Accidents Happen To Sasha Ellen | Brighton Fringe comedy review by Steve Bennett

Accidents Happen To Sasha Ellen

Note: This review is from 2017

Brighton Fringe comedy review by Steve Bennett

This is yet another one of those mildly interesting life stories from a likeable, chipper comic – but too lightweight to really be anything more than a moderately diverting time-filler. 

Accidents Happen To Sasha Ellen is a tale loosely about family ties, instigated by her unexpectedly finding herself pregnant as a teen. Her mum had been in the same situation when expecting her, too, while her parents’ divorce also echoes the end of her long-term relationship.

Ellen, 27-year-old middle-class Essex girl, has a nice style, but a very familiar one, the sight ironic detachment of the millennial that means the ‘brutally honest’ part of the show description never quite materialises. She tells of a series of events that happen to her without really illuminating much, but she’s always engaging while she does so.

Best of those anecdotes by far involve her misadventures with pets, which win for their gruesome, visceral detail. And there are also some engaging peripheral characters, such as her inscrutably sinister Russian grandmother.

But there’s a lot of makeweight, too, as she flashes up old pictures of herself, raising an eyebrow at the folly of the past, or the creepy-looking animatronic bears at the theme park she was taken to. Such reverie sits with more recent, harder memories of being dumped (and a note to all comedians: can we have a moratorium on the joke suggesting anonymity that goes ‘let’s call him Arthur… because that’s his real name’ Everyone’s doing it.)
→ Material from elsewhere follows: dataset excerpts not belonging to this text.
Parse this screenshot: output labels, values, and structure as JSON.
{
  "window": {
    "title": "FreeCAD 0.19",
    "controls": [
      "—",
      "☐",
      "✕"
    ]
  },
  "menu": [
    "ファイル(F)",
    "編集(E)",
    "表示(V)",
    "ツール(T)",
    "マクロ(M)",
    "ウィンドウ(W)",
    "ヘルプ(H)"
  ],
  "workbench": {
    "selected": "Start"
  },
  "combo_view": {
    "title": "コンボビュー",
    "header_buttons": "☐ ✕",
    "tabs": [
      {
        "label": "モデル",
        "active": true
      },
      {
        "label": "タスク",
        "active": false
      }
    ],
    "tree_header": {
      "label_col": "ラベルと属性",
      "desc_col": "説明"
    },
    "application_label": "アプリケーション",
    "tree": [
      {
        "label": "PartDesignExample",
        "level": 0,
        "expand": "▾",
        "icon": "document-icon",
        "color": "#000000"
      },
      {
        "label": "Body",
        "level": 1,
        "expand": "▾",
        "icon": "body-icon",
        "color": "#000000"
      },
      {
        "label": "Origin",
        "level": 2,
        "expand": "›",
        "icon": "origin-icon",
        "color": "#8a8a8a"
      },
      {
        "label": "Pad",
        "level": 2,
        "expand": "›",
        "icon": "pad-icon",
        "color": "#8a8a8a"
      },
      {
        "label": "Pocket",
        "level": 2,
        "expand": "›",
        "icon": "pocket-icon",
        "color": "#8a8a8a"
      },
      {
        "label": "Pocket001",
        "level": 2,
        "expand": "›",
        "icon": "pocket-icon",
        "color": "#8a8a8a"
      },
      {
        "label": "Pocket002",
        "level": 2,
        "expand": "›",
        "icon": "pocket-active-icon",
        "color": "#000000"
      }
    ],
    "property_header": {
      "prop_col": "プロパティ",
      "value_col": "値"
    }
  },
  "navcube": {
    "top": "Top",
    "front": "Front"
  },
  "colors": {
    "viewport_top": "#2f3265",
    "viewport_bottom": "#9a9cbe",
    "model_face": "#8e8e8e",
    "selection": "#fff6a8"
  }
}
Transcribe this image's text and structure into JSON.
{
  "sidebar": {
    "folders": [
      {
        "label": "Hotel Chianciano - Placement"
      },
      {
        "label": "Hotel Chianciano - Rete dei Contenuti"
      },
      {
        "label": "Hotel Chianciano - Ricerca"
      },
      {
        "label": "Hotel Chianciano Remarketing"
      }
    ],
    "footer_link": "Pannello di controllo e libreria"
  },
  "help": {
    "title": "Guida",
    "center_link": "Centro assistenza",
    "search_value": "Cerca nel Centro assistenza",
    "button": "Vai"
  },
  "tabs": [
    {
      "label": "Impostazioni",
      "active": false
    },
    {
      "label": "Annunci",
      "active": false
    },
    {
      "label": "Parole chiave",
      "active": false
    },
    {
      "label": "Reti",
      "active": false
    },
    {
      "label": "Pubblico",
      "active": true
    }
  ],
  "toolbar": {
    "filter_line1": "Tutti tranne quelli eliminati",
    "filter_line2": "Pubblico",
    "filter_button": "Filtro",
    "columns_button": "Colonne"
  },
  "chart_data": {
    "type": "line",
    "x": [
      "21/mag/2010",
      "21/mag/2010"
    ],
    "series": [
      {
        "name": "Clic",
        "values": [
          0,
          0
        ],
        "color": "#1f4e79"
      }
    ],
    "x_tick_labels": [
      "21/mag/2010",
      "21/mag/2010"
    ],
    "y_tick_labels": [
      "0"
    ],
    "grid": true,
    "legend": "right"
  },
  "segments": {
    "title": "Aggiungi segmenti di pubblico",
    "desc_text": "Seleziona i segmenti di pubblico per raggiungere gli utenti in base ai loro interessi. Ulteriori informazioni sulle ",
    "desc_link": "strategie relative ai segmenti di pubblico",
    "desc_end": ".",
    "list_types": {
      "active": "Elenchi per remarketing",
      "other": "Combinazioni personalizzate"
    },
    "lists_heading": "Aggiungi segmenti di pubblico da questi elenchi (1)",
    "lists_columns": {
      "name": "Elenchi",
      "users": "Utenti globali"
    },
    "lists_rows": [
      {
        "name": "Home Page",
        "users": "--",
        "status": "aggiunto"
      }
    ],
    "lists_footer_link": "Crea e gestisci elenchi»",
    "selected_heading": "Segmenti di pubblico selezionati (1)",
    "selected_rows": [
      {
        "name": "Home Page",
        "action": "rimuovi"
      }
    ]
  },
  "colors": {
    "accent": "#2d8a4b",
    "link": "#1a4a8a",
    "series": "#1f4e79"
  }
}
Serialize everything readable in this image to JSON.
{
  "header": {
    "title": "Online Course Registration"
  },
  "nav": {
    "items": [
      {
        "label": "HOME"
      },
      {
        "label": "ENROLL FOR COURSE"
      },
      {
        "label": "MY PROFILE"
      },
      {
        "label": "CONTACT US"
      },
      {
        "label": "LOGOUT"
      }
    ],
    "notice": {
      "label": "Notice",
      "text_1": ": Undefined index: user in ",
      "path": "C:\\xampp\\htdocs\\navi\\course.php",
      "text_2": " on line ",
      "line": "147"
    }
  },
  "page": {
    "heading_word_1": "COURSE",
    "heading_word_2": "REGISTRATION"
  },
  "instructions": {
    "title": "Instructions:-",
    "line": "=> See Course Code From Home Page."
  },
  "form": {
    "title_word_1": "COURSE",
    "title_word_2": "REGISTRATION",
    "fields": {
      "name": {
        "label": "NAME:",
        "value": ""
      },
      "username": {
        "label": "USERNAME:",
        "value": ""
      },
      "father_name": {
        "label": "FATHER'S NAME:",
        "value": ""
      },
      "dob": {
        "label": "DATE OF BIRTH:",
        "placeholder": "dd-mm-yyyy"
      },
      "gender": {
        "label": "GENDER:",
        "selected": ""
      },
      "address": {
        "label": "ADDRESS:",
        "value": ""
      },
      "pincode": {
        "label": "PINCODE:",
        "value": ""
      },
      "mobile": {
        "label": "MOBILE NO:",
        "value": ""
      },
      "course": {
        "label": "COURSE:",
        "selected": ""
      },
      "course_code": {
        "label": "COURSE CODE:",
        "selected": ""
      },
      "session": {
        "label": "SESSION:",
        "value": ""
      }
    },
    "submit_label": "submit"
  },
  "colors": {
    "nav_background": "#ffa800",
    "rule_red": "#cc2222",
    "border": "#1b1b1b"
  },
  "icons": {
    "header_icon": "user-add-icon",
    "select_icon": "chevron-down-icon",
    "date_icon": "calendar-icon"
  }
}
The bits and pieces just about hold together, before a big twist in her tale. But it’s clumsily handled, coming more as a disappointing let-down making us feel that we’d been misled rather than a magical reveal throwing the preceding 50 minutes into a new light.

In the final reckoning, this is a charming enough hour, but one that’ll be forgotten soon after you’ve left the building.